Мисси издала пронзительный писк, а Гарри произвел какой-то не поддающийся определению горловой звук. Томас не осмеливался пошевелить ни одним мускулом, опасаясь, что если раскроет рот, то просто уничтожит наглую ведьму, стоящую перед ним, или по крайней мере задаст ей хорошую трепку, которой она заслуживала.

— Отец, полагаю, я принесла извинения. Есть тут еще джентльмены, которым ты хотел бы меня представить? — спросила леди Амелия невозмутимым тоном.

Лицо у нее при этом оставалось бесстрастным.

Гарри обратил к небесам умоляющий взгляд — будто просил об избавлении от собственного дитяти. С пылающим лицом он пробормотал слова извинения и поспешил увести дочь.

Мало того, что эта маленькая дрянь разозлила его, она еще и выставила его дураком, и это напомнило ему другую аристократическую особу такого же возраста.

В двадцать один год он был охвачен эйфорией первой любви. Но леди Луиза Пендерграсс (так ее звали до брака с герцогом Бедфордом) довольно скоро излечила его от этой болезни. Она преподала ему урок предательства и лживости, свойственных женщинам, урок, который он отлично усвоил и никогда не забывал.

Томас усилием воли вытеснил из памяти мысли о ней. Ошибки лучше оставлять в прошлом. Тем более если этому прошлому уже семь лет. И он снова вернулся мыслями к просьбе Гарри и собственному отказу.

— Ваш кофе, сэр.

Томас резко повернул голову к двери. Он так погрузился в свои мысли, что не услышал, как вошел его лакей Смит.

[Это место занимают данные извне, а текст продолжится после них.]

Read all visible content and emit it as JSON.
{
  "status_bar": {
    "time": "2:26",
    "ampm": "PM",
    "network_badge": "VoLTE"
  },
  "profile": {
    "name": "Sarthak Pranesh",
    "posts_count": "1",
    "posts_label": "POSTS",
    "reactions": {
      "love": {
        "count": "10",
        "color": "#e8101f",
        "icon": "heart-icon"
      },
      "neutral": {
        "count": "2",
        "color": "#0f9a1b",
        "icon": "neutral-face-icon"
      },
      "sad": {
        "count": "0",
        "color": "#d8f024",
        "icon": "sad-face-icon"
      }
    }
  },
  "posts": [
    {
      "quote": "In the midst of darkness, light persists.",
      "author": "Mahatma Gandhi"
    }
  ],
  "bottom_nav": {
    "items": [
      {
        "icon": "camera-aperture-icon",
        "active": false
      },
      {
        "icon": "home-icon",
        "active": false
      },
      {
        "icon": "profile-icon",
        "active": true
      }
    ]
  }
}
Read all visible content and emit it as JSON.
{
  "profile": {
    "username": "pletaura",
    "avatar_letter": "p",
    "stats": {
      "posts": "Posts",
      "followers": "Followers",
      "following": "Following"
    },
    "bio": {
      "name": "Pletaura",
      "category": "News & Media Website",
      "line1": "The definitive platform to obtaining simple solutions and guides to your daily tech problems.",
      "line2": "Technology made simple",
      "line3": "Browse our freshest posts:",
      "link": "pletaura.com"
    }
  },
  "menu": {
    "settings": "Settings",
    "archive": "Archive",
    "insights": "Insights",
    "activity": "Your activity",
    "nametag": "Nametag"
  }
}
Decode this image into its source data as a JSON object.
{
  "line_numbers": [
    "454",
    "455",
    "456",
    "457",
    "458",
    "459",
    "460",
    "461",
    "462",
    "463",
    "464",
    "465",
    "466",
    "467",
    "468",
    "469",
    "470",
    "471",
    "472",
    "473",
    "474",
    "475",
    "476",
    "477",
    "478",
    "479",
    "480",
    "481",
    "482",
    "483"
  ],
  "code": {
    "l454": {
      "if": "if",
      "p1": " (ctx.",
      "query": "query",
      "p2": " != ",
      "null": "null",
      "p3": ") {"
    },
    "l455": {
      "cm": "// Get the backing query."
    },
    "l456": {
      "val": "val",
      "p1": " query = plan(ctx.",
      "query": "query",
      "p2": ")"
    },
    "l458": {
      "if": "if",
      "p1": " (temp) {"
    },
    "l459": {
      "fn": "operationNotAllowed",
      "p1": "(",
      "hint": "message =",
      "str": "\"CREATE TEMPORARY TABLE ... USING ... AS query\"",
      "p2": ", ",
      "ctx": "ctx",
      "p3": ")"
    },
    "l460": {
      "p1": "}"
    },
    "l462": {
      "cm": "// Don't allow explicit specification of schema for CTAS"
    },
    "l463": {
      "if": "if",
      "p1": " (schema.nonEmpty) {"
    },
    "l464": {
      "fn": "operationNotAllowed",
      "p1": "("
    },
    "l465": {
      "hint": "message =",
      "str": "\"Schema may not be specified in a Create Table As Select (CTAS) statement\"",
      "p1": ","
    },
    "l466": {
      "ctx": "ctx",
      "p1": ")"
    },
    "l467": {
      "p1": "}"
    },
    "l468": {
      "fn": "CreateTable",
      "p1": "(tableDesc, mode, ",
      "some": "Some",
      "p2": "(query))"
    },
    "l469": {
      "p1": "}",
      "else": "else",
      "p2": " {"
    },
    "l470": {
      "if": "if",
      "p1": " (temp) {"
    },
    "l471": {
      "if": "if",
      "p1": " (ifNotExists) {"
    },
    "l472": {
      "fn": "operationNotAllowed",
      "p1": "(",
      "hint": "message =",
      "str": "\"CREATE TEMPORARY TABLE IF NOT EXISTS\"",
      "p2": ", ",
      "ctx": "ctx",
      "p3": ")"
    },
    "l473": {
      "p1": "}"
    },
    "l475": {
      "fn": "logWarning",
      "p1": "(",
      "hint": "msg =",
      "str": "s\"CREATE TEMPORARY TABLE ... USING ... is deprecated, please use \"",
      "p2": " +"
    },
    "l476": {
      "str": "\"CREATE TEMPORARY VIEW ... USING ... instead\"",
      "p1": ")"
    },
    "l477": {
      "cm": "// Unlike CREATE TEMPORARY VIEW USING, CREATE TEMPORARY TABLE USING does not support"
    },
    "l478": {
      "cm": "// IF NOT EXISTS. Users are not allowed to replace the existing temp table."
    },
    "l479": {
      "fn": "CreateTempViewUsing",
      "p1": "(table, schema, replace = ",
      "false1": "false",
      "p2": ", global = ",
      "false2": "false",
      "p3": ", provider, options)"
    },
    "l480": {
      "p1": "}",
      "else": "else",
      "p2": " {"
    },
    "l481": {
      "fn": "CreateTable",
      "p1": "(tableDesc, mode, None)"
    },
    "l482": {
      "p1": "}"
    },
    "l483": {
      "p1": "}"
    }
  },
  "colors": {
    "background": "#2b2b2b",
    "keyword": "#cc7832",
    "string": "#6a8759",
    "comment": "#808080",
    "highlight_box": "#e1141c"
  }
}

— Просто поставь, его на письменный стол. Я сам им займусь.

С живостью, свидетельствовавшей о долгих годах службы, Смит сделал, как ему было велено, и поспешил удалиться, предоставив Томасу растить в себе только что возникшие зачатки вины.

Он был обязан Гарри и никогда не сможет с ним расплатиться. Томас был представлен Гарри на балу вскоре после окончания курса в Кембридже. Гарри — неистощимый источник информации, касающейся возможностей капиталовложений, — помог Томасу восстановить семейное состояние и многократно приумножить его, наполнить опустевшие семейные сундуки и превратить постоянные скачки и показы чистокровных лошадей в доходное дело. А связи Гарри с Дерриком Уэнделом помогли Томасу и его друзьям детства Алексу Картрайту и Джеймсу Радерфорду купить то, что стало теперь крупнейшей судостроительной компанией во всей Англии.

Господи! Если бы Гарри попросил его о чем-нибудь другом, он без колебаний оказал бы ему услугу. Но принять на себя ответственность за леди Амелию было чем-то совсем другим. Любой мужчина в здравом уме должен избегать женщин такого сорта, чего бы это ему ни стоило. А пока он еще не лишился ума, он будет неукоснительно следовать своему здравому смыслу и держаться от нее подальше.